The Influences of Different Window Functions and Lengths on Image-based Time-Frequency Features of Fetal Heart Rate Signals

CÖMERT Z., Boopathi A. M. , Velappan S., Yang Z., KOCAMAZ A. F.

26th IEEE Signal Processing and Communications Applications Conference (SIU), İzmir, Türkiye, 2 - 05 Mayıs 2018 identifier identifier


In the clinical practice, the fetal distress conditions such as hypoxia are detected routinely during antepartum and even intrapartum periods with the help of electronic fetal monitoring device, often called Cardiotocography (CTG). Due to the noticeable advances in signal processing, pattern recognition, machine learning techniques and the introduction of the quantitative diagnostic indices, the automated CTG analysis has become a quite essential tool. In this study, we come up with a new investigation on the influences of different window functions on image-based time-frequency (IBTF) features of fetal heart rate (FHR) signals for fetal hypoxia detection. In addition to the traditionally used morphological features, the spectrogram images provided by Short Time Fourier Transform (STFT) were taken into account with different windows functions such as Hamming, Hann, Kaiser, and Blackman as well as different windows lengths. Then, the spectrogram images were converted into 8-bits gray-scale images and IBTF features were obtained using Gray Level Co-occurrence Matrix (GLCM).

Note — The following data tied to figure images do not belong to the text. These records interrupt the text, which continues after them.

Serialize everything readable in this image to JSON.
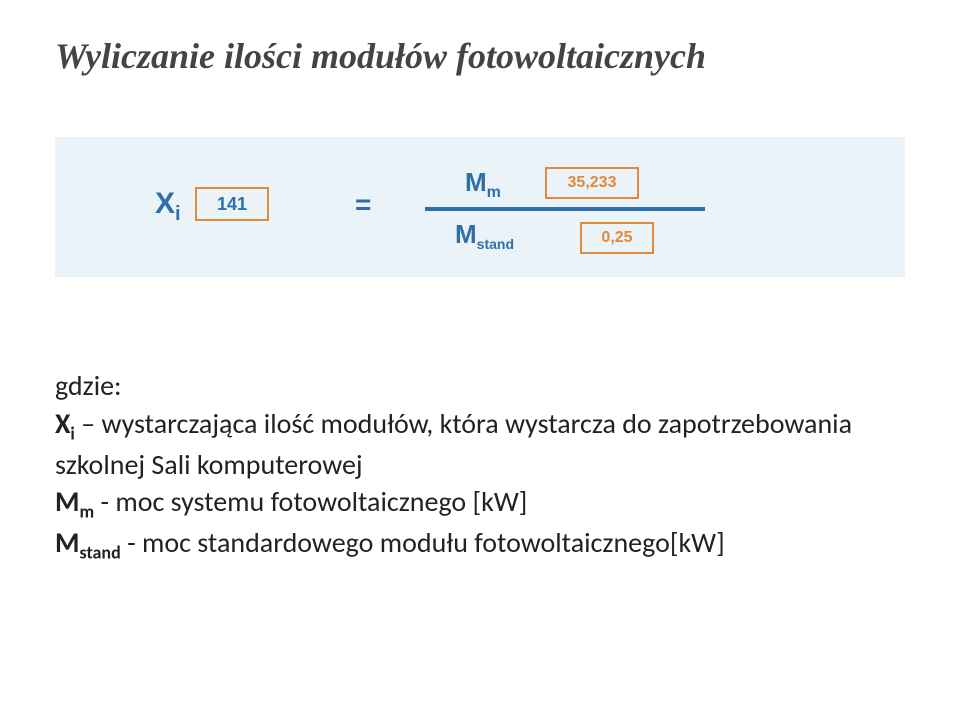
{
  "title": "Wyliczanie ilości modułów fotowoltaicznych",
  "formula": {
    "xi_symbol": "X",
    "xi_sub": "i",
    "xi_value": "141",
    "equals": "=",
    "numerator_symbol": "M",
    "numerator_sub": "m",
    "numerator_value": "35,233",
    "denominator_symbol": "M",
    "denominator_sub": "stand",
    "denominator_value": "0,25",
    "box_color": "#eaf3f8",
    "accent_color": "#2f6ea8",
    "outline_color": "#e08a3a"
  },
  "desc": {
    "gdzie": "gdzie:",
    "xi_var": "X",
    "xi_sub": "i",
    "xi_text": " – wystarczająca ilość modułów, która wystarcza do zapotrzebowania szkolnej Sali komputerowej",
    "mm_var": "M",
    "mm_sub": "m",
    "mm_text": " - moc systemu fotowoltaicznego [kW]",
    "ms_var": "M",
    "ms_sub": "stand",
    "ms_text": " - moc standardowego modułu fotowoltaicznego[kW]"
  }
}
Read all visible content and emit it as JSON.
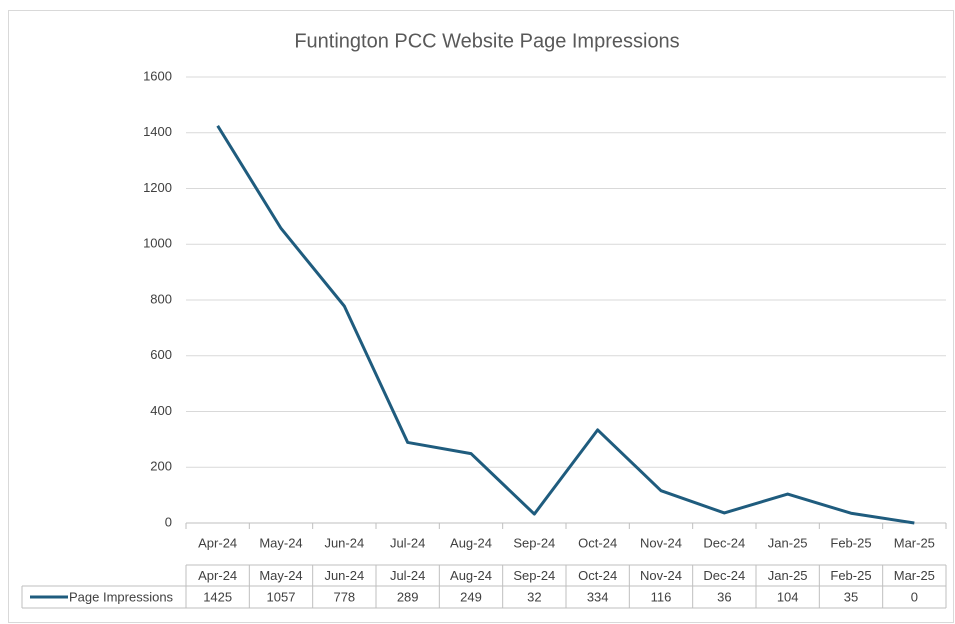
{
  "chart_data": {
    "type": "line",
    "title": "Funtington PCC Website Page Impressions",
    "categories": [
      "Apr-24",
      "May-24",
      "Jun-24",
      "Jul-24",
      "Aug-24",
      "Sep-24",
      "Oct-24",
      "Nov-24",
      "Dec-24",
      "Jan-25",
      "Feb-25",
      "Mar-25"
    ],
    "series": [
      {
        "name": "Page Impressions",
        "color": "#1f5c7e",
        "values": [
          1425,
          1057,
          778,
          289,
          249,
          32,
          334,
          116,
          36,
          104,
          35,
          0
        ]
      }
    ],
    "ylim": [
      0,
      1600
    ],
    "yticks": [
      0,
      200,
      400,
      600,
      800,
      1000,
      1200,
      1400,
      1600
    ],
    "grid": true,
    "data_table": true
  }
}
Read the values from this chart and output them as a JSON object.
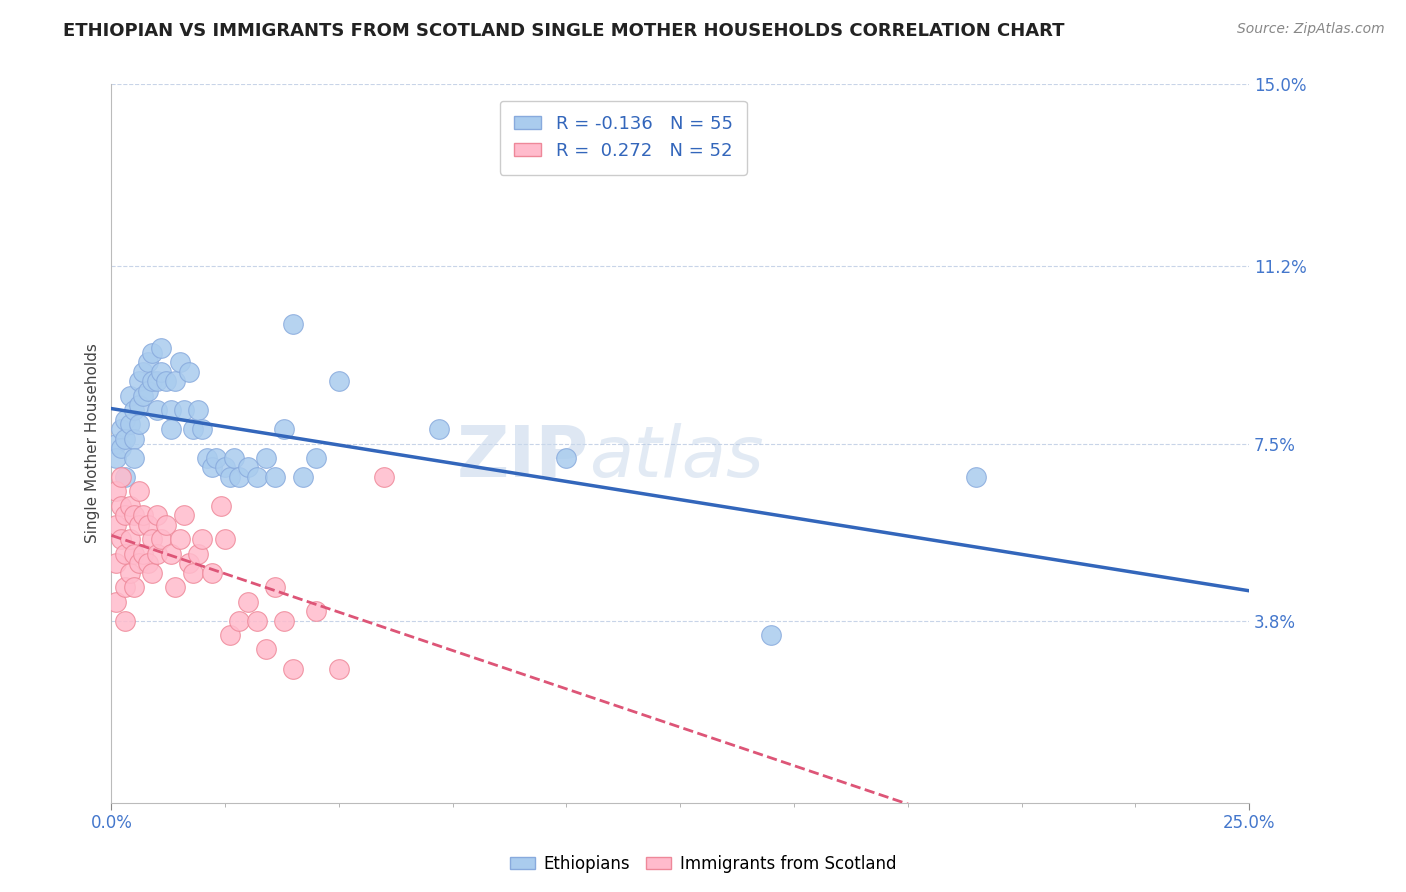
{
  "title": "ETHIOPIAN VS IMMIGRANTS FROM SCOTLAND SINGLE MOTHER HOUSEHOLDS CORRELATION CHART",
  "source_text": "Source: ZipAtlas.com",
  "ylabel": "Single Mother Households",
  "xlim": [
    0.0,
    0.25
  ],
  "ylim": [
    0.0,
    0.15
  ],
  "yticks": [
    0.038,
    0.075,
    0.112,
    0.15
  ],
  "ytick_labels": [
    "3.8%",
    "7.5%",
    "11.2%",
    "15.0%"
  ],
  "xtick_labels": [
    "0.0%",
    "25.0%"
  ],
  "watermark": "ZIPatlas",
  "background_color": "#ffffff",
  "grid_color": "#c8d4e8",
  "title_fontsize": 13,
  "axis_label_fontsize": 11,
  "tick_fontsize": 12,
  "legend_fontsize": 13,
  "ethiopians": {
    "name": "Ethiopians",
    "marker_facecolor": "#aaccee",
    "marker_edgecolor": "#88aadd",
    "trend_color": "#3366bb",
    "trend_style": "solid",
    "R": -0.136,
    "N": 55,
    "x": [
      0.001,
      0.001,
      0.002,
      0.002,
      0.003,
      0.003,
      0.003,
      0.004,
      0.004,
      0.005,
      0.005,
      0.005,
      0.006,
      0.006,
      0.006,
      0.007,
      0.007,
      0.008,
      0.008,
      0.009,
      0.009,
      0.01,
      0.01,
      0.011,
      0.011,
      0.012,
      0.013,
      0.013,
      0.014,
      0.015,
      0.016,
      0.017,
      0.018,
      0.019,
      0.02,
      0.021,
      0.022,
      0.023,
      0.025,
      0.026,
      0.027,
      0.028,
      0.03,
      0.032,
      0.034,
      0.036,
      0.038,
      0.04,
      0.042,
      0.045,
      0.05,
      0.072,
      0.1,
      0.145,
      0.19
    ],
    "y": [
      0.075,
      0.072,
      0.078,
      0.074,
      0.08,
      0.076,
      0.068,
      0.085,
      0.079,
      0.082,
      0.076,
      0.072,
      0.088,
      0.083,
      0.079,
      0.09,
      0.085,
      0.092,
      0.086,
      0.094,
      0.088,
      0.088,
      0.082,
      0.095,
      0.09,
      0.088,
      0.082,
      0.078,
      0.088,
      0.092,
      0.082,
      0.09,
      0.078,
      0.082,
      0.078,
      0.072,
      0.07,
      0.072,
      0.07,
      0.068,
      0.072,
      0.068,
      0.07,
      0.068,
      0.072,
      0.068,
      0.078,
      0.1,
      0.068,
      0.072,
      0.088,
      0.078,
      0.072,
      0.035,
      0.068
    ]
  },
  "scotland": {
    "name": "Immigrants from Scotland",
    "marker_facecolor": "#ffbbcc",
    "marker_edgecolor": "#ee8899",
    "trend_color": "#dd5577",
    "trend_style": "solid",
    "R": 0.272,
    "N": 52,
    "x": [
      0.001,
      0.001,
      0.001,
      0.001,
      0.002,
      0.002,
      0.002,
      0.003,
      0.003,
      0.003,
      0.003,
      0.004,
      0.004,
      0.004,
      0.005,
      0.005,
      0.005,
      0.006,
      0.006,
      0.006,
      0.007,
      0.007,
      0.008,
      0.008,
      0.009,
      0.009,
      0.01,
      0.01,
      0.011,
      0.012,
      0.013,
      0.014,
      0.015,
      0.016,
      0.017,
      0.018,
      0.019,
      0.02,
      0.022,
      0.024,
      0.025,
      0.026,
      0.028,
      0.03,
      0.032,
      0.034,
      0.036,
      0.038,
      0.04,
      0.045,
      0.05,
      0.06
    ],
    "y": [
      0.065,
      0.058,
      0.05,
      0.042,
      0.068,
      0.062,
      0.055,
      0.06,
      0.052,
      0.045,
      0.038,
      0.062,
      0.055,
      0.048,
      0.06,
      0.052,
      0.045,
      0.065,
      0.058,
      0.05,
      0.06,
      0.052,
      0.058,
      0.05,
      0.055,
      0.048,
      0.06,
      0.052,
      0.055,
      0.058,
      0.052,
      0.045,
      0.055,
      0.06,
      0.05,
      0.048,
      0.052,
      0.055,
      0.048,
      0.062,
      0.055,
      0.035,
      0.038,
      0.042,
      0.038,
      0.032,
      0.045,
      0.038,
      0.028,
      0.04,
      0.028,
      0.068
    ]
  }
}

At the end of the feature extraction stage for signal representation, we achieved a quite large feature set, and we employed genetic algorithm (GA) and support vector machine (SVM) classifier in order to reveal the most relevant features. The whole experiments were performed on an open CTU-UHB intrapartum CTG database. The experimental results show that the IBTF features have relatively increased the classification performance. All window functions ensured encouraging results. Furthermore, the GA ensured the determination of the 7 most relevant features. Thus, the dimension of feature space was reduced from 28 to 7. Moreover, the classification success increased. Consequently, the most efficient performances (Quality Index = 73.45%) were achieved with Hamming and Kaiser window functions.